Аля помотала головой.
– То-то. Всех тутошних свиристелок я наперечет знаю. Из Южногорска?
– Нет.
– А чего голая? Девушка промолчала.
– Видать, хахаль какой привез, да позлобствовал, на потеху пустил…
Чтобы, значит, со всей сворой его перенюхалась. Нет?
– Почти.
– Не переживай шибко, не ты первая. Впредь умнее будешь. Это елдыкинские любят: есть у них кавалер такой справный, сутенер, Вадимом звать, красив, как Леонардо этот ди Каприо, хотя – с чего девки по нем сохнут, ума не приложу, ни тела, ни вида, ни характеру в мужике не видать… Так вот, Вадим этот какую простушку подберет, сначала вино шампанское, хиханьки-хаханьки, розы-мимозы… А потом завезет, всей кодлой девку оттатарят, чтобы была как шелковая, и – пожалте монету для шпаны чекань этим самым местом, пока не расплющится. Не Вадим был, твой-то?
– Нет. Никита.
– Таких не знаю.
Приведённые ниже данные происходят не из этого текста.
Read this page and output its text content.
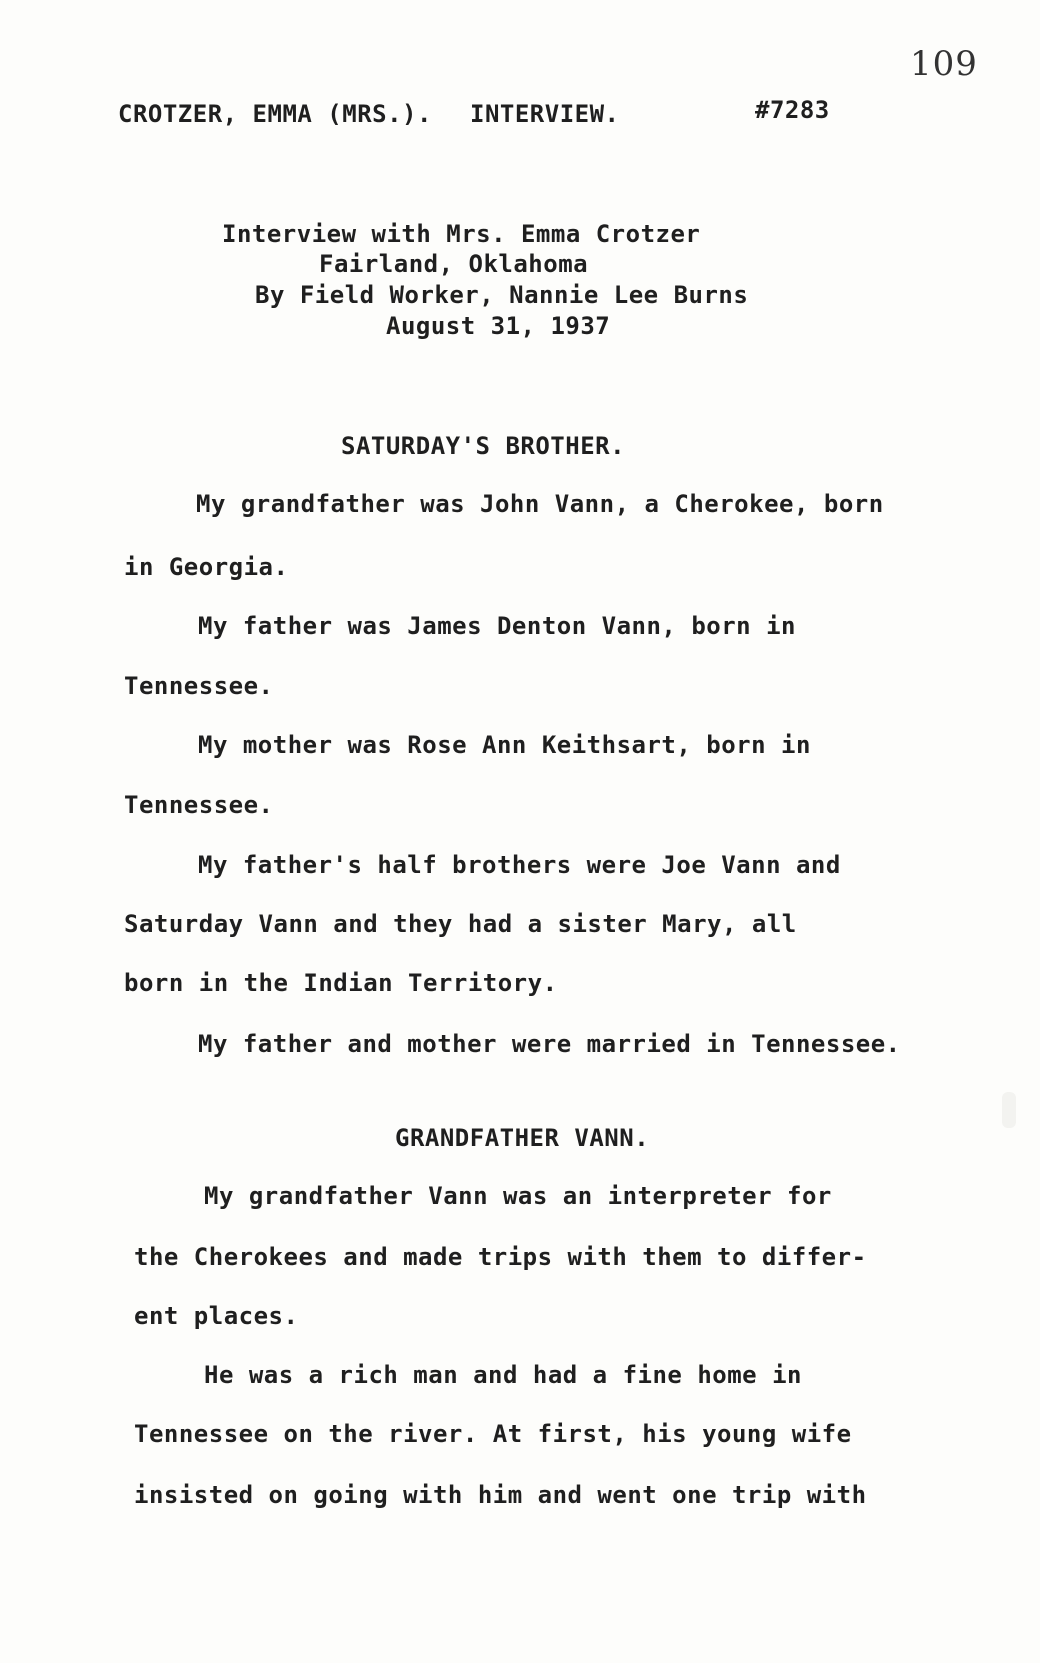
109
CROTZER, EMMA (MRS.). INTERVIEW.	#7283
Interview with Mrs. Emma Crotzer
Fairland, Oklahoma
By Field Worker, Nannie Lee Burns
August 31, 1937
SATURDAY'S BROTHER.
My grandfather was John Vann, a Cherokee, born
in Georgia.
My father was James Denton Vann, born in
Tennessee.
My mother was Rose Ann Keithsart, born in
Tennessee.
My father's half brothers were Joe Vann and
Saturday Vann and they had a sister Mary, all
born in the Indian Territory.
My father and mother were married in Tennessee.
GRANDFATHER VANN.
My grandfather Vann was an interpreter for
the Cherokees and made trips with them to differ-
ent places.
He was a rich man and had a fine home in
Tennessee on the river. At first, his young wife
insisted on going with him and went one trip with
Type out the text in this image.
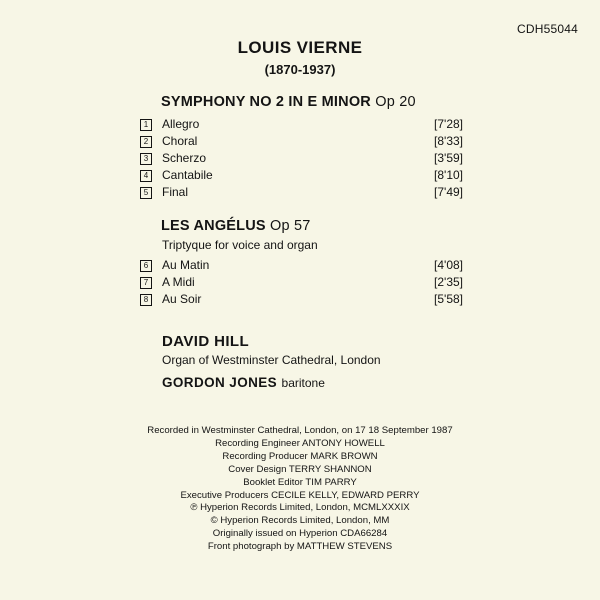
CDH55044
LOUIS VIERNE
(1870-1937)
SYMPHONY NO 2 IN E MINOR Op 20
1	Allegro	[7'28]
2	Choral	[8'33]
3	Scherzo	[3'59]
4	Cantabile	[8'10]
5	Final	[7'49]
LES ANGÉLUS Op 57
Triptyque for voice and organ
6	Au Matin	[4'08]
7	A Midi	[2'35]
8	Au Soir	[5'58]
DAVID HILL
Organ of Westminster Cathedral, London
GORDON JONES baritone
Recorded in Westminster Cathedral, London, on 17 18 September 1987
Recording Engineer ANTONY HOWELL
Recording Producer MARK BROWN
Cover Design TERRY SHANNON
Booklet Editor TIM PARRY
Executive Producers CECILE KELLY, EDWARD PERRY
℗ Hyperion Records Limited, London, MCMLXXXIX
© Hyperion Records Limited, London, MM
Originally issued on Hyperion CDA66284
Front photograph by MATTHEW STEVENS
Видать, из плейбоев новых, эти похлеще любых бакланов будут, мало что над девками изгаляются, еще и поуродовать могут. Сбежала? Да ты не ерзай, я не выдам. Вон кроссовки-то об камни да об ракушки посеклись, видать, по берегу спасалась от полюбовника. Или от дружков его. Так?
– Сначала вплавь.
– И долго чупахалась?
– Не помню. Несколько часов.
– Ополоумела девка! Очумела навовсе! Да этак воспаление легких схватить – раз плюнуть! А сейчас микроб пошел вреднючий, никакой антибиотик не берет! Оно надо, так убиваться?
Аля только беспомощно пожала плечами. Подумала лишь, что тетка – никакая не казачка: говор не тот. Откуда-то из России.
– Во-о-от. Вы, девки нынешние, в этой жизни шику хотите. Шоу, рестораны, курорты. И – получаете, полной ложкою. Звать тебя как?
– Аля.
– Аля? Чудное имя.
– Алена. Лена.
– Во-о-т. Так привычнее. А то – Аля. Хотя… Любят путанки себе чудные имена выдумывать: Анжела, Виктория, Валерия… Одна шлюшка в прошлый год жила, манька манькой, а называлась – Ада, Аделаида, значит. Почто? – Женщина помолчала, словно ожидая возражений, не дождалась, продолжала:
– Аля, значит. А меня Ксенией называй. А попроще – Ксюха. Ну а еще попроще – Ксения Константиновна.
Ксения Константиновна встала, сняла закипающий чайник, разлила в пухлые белые чашки, достала несколько булочек, колбасу, шоколадку, сахар. Минут десять молчала, смотрела, как Аля жадно набросилась на нехитрую снедь. Достала сигареты:
– Куришь?
– Иногда.
– Ну и не стесняйся.
Щелкнула кремнем зажигалки, затянулась, щурясь от дыма:
– А ты вовсе не пацанка. Сначала я подумала – девка сопливая, малолетка, а пригляделась… Глаза у тебя усталые. Так откуда будешь, красавица?